La richiesta di Ca' Sugana sarebbe una fidejussione bancaria di 8mila euro. Davide Visentin "La giunta si conferma quindi ancora una volta incompetente sotto alcuni punti di vista"

Uno dei tanti plateatici in centro città

TREVISO "Con una delibera passata un po' troppo in sordina, la giunta Manildo colpisce con un ulteriore schiaffo i commercianti trevigiani, già da tempo messi a dura prova da questa amministrazione. Per ottenere un plateatico fisso, ora, con la richiesta, dovrà essere presentata una fideiussione bancaria da 8mila euro". A dirlo è Davide Visentin, presidente del comitato "Prima i Trevigiani".

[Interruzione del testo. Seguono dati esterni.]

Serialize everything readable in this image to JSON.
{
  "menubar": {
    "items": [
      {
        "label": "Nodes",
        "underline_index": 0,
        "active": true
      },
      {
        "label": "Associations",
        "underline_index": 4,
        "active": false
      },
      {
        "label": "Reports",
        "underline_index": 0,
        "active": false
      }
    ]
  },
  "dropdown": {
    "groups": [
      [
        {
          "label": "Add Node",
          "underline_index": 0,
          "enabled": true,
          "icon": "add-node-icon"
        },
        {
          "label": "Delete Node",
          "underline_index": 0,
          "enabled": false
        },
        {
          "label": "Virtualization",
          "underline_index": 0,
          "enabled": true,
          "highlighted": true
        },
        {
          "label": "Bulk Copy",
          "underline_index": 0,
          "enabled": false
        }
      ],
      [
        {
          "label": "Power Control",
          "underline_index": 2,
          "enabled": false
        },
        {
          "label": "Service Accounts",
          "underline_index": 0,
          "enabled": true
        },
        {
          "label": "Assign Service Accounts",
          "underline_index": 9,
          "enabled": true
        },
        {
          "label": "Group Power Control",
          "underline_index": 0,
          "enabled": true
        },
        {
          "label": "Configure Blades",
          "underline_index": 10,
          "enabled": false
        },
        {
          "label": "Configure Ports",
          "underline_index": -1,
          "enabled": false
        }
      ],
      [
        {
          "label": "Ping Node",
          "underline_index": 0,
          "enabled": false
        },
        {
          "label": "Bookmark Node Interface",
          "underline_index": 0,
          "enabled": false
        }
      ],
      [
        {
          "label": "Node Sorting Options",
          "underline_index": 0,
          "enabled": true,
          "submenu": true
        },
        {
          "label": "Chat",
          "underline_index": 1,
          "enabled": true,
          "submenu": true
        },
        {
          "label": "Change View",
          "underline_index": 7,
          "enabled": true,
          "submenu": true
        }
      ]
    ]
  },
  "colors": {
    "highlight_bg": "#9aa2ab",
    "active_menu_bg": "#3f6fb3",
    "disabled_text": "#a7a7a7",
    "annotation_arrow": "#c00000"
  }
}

"Con questa scelta si evidenziano così tre svantaggi: si mettono ancora più in difficoltà quei commercianti che già magari hanno qualche piccolo problema con le banche, le quali non concederanno mai una fideiussione a chi ha già problemi con loro; i costi per i commercianti aumentano, visto che le pratiche SUAP le hanno già depositate a novembre, pagando bolli ed il professionista che ha seguito la pratica; infine questa delibera viene fatta a metà dicembre, senza dare alcun preavviso ai diretti interessati, ed è valida in maniera retroattiva, quindi i commercianti dovranno rifare la pratica dovendo sostenere altre spese. La giunta Manildo - chiosa l'ex esponente di Forza Nuova - si conferma quindi ancora una volta incompetente sotto alcuni punti di vista, ma non solo, va anche contro i commercianti trevigiani, già tartassati in questi cinque anni di assurda amministrazione cittadina".